Shared Leadership

Specialties Management

Published

Specializes in Acute Care.

For those involved with Shared Leadership, just wondering what your councils are doing . Looking for ideas, as my unit council is having difficulty getting off the ground and looking for some ideas.

Well if you share your leadership you will get to know many new ideas and concepts which is very good for your company..You will get healthy atmosphere..

Do you have different councils, like Best Practice, Ethics, Therapeutics, etc? If so, which are you on?

Specializes in Acute Care.

This s a regular old unit council.

We did a survey, asking what our coworkers wanted us to do for the unit. There were lots of little things like "purchase more VS carts" and "move the towel dispenser to the other wall". While we have little to do with those sort of things, we were able to submit those to the director and get some of them done.

We revamped our staffing model, to provide a more equitable means of distributing patients. We changed to a bedside report model, which has been only marginally successful. We are involved in the preliminary stages of planning our unit remodel.

Other unit councils in our facility have done things like plan staff retreats, research different education options specific to their staff and then either make those available within the facility or send their a few of their staff at a time to conferences or classes somewhere else (things like pain management certifications, Med/Surg or CCRN conferences, etc), developed a different call schedule or holiday work schedule for their staff members, and changed the way they do their skills lab. Hope those ideas are helpful to you.

We have a variety of councils which are working quite well. They usually take a good year or so to really take off and have a life of their own, so take the time to have the council or councils be successful.

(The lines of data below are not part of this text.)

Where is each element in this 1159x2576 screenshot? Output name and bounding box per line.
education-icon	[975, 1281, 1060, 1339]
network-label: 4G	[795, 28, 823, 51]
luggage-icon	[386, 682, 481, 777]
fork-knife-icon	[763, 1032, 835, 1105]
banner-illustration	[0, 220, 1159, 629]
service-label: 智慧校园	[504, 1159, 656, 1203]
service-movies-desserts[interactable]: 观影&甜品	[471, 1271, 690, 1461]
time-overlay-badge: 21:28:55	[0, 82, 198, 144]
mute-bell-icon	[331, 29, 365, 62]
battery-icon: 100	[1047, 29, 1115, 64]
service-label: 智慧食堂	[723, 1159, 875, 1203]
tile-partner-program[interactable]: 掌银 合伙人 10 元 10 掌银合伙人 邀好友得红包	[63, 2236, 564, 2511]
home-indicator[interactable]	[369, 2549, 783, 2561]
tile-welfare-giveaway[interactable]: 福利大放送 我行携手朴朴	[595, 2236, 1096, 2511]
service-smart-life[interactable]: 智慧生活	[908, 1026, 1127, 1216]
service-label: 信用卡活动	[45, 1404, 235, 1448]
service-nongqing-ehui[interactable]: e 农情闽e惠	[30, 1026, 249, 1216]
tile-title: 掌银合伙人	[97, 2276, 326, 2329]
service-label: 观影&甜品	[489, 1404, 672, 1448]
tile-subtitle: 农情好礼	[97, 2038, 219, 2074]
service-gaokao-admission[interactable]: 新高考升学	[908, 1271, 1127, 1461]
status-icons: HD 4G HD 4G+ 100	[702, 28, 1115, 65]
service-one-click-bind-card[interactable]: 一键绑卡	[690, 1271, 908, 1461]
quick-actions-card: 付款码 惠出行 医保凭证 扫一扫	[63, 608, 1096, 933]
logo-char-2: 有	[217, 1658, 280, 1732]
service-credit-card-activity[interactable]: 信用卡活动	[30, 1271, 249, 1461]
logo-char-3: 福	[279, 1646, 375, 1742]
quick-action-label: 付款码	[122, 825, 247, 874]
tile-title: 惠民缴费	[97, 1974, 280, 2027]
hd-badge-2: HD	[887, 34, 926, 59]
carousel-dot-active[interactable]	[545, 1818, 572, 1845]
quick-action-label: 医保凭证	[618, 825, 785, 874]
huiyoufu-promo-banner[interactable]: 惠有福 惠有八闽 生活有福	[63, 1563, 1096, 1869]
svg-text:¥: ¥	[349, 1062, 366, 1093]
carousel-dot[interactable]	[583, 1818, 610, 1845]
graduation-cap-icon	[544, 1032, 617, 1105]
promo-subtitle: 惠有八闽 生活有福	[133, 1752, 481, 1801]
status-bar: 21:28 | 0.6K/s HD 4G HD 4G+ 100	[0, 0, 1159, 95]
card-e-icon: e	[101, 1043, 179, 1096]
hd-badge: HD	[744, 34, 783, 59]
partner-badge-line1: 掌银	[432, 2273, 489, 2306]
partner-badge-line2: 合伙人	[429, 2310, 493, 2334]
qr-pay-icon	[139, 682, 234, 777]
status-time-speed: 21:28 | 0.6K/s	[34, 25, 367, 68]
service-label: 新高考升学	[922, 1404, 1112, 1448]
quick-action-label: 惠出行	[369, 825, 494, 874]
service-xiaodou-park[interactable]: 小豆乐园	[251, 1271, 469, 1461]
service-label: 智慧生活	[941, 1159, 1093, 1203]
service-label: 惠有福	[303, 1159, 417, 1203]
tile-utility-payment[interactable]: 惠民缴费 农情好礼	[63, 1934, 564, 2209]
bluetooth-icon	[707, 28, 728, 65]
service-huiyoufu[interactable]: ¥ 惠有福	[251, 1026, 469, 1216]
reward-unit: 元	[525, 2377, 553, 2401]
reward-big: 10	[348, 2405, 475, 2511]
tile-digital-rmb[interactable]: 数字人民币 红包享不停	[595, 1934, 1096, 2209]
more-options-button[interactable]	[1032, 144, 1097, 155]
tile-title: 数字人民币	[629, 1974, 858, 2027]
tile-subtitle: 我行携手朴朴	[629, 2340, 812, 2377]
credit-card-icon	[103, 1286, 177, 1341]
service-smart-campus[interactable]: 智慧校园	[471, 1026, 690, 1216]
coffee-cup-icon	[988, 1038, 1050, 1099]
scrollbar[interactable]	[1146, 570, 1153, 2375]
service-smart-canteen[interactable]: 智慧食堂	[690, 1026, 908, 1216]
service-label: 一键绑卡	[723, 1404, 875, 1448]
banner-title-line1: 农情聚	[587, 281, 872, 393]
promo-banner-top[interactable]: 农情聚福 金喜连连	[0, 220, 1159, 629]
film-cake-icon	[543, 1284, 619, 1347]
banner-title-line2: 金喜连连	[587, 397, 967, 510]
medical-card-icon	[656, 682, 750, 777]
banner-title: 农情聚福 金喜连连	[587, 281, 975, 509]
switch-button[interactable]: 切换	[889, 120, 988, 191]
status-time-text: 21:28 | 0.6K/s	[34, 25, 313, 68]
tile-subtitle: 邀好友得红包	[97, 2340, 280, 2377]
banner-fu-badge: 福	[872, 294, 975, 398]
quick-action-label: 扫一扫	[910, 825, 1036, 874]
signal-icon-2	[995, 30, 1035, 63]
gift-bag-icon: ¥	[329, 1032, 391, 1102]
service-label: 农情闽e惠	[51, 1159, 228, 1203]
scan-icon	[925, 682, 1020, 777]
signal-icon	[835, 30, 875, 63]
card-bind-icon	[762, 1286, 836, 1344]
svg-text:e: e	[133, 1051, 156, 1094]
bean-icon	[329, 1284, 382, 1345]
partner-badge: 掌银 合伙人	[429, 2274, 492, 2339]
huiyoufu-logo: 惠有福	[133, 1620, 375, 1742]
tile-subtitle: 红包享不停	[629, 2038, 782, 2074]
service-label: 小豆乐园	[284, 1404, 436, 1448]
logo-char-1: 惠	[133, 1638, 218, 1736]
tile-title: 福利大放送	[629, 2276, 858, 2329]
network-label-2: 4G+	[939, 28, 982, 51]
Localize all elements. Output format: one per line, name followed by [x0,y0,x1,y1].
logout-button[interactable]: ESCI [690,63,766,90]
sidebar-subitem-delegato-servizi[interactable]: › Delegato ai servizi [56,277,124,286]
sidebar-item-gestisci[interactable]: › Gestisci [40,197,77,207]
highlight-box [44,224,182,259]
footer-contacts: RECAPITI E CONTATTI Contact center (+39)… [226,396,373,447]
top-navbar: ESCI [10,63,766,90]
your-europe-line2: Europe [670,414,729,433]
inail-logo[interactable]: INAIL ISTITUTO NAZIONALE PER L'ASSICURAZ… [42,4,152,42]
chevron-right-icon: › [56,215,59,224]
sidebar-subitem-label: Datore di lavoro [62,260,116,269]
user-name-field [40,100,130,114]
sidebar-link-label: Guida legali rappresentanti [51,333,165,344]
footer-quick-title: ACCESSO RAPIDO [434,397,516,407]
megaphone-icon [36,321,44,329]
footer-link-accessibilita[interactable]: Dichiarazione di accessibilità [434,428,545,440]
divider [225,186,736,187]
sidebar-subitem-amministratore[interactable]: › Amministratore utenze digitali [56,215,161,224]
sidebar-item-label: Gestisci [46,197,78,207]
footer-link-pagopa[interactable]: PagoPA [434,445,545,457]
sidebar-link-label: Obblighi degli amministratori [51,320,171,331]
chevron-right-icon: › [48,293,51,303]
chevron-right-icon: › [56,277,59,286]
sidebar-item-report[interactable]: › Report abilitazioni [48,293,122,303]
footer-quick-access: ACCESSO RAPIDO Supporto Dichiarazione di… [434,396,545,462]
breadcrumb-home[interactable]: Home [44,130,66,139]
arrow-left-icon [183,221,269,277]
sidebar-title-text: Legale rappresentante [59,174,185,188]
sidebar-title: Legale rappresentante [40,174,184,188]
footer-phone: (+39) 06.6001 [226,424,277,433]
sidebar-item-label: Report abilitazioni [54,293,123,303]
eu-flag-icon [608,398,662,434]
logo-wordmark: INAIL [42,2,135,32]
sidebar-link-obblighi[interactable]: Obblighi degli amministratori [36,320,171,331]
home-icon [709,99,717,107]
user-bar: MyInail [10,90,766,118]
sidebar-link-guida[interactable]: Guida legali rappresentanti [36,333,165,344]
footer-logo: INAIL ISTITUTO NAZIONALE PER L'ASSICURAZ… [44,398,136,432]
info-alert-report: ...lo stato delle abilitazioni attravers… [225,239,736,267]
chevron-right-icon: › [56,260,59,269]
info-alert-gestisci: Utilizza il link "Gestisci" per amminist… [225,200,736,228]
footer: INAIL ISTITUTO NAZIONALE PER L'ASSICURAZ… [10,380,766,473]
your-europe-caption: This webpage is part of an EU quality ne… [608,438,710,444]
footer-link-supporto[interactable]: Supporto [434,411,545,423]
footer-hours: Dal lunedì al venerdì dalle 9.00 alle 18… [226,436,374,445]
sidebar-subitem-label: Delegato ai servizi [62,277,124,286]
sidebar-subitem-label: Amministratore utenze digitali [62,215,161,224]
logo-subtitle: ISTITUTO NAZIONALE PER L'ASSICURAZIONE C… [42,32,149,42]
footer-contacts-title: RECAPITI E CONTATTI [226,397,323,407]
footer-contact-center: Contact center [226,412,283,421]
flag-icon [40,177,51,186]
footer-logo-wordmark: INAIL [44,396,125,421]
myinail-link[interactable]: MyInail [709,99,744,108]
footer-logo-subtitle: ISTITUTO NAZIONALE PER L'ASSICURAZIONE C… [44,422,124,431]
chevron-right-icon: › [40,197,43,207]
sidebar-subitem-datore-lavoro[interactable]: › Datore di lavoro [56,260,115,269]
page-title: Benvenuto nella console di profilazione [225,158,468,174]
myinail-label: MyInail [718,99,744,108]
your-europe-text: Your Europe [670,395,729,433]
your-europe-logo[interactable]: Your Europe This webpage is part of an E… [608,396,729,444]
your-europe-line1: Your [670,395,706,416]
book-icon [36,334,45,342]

We have an education, service and satisfaction, clinical practice, professional development, quality, safety, intentional rounding and now a relationship based nursing council just getting off the ground. Once a month the 2 co-shairs come to a unit based committee and report out on what their councils are doing. As the manager, I have set forth the expectation that everyone needs to be engaged and work with a committee. NOW that said, it does not mean that everyone needs to be at a meeting...For instance through the education council, we have developed best practice nurses who are experts at something and they work throughout the year helping their peers on the rotations they work to get good at that clinical task (central line care, CAPD, accessing mediports, etc) The safety champions help to check the isolation carts outside the doors and make sure supplies are there or that the peer is using them effectively. They also do walk the deck checks to insure that we are meeting regulatory items. Professional development members are helping their peers to fill out the clinical ladder paperwork and are championing everyone working to their highest level (plus they will get paid more per hour) Last year, we put on 12 one hour sessions on leadership that were one CE each so that every nurse had the in-house opportunity to obtain the needed 6 hours of CE for their ladder completions. Because you get peers helping peers, versus the traditional parent-child relationship styles that hospitals work in we have made tremendous strides in what our unit looks like. The least falls, no reportable pressure ulcers, the best infection rates

a waiting list of applicants for the next available job openings, improved staff and patient satisfaction. It takes a lot of work up front but getting your peers involved is the ticket. There must be things you think could be done more effectively. Right now I can honestly say my nursing staff really doesn't need me as a manager as they are doing the right things and this is what your leadership team should do as they help you move councils to fruition! Whether you work in a union or non-union environment, many contracts include councils of some sort in the work flow. The blessing is that each unit can make theirs work for themselves. Our unit is further along then some others in our hospital but each unit works at their own pace and dependent on being able to staff for patients, etc. Good luck

does anyone else have folks on their committees that have been on the committee forever and have answers for everything? that break out discussion groups are limited by the experience of one person who has been there a long time, but only seems to validate their own ideas versus encouraging new ones? so the whole idea of thinking out of the box... which is mentioned frequently... is snuffed out immediately?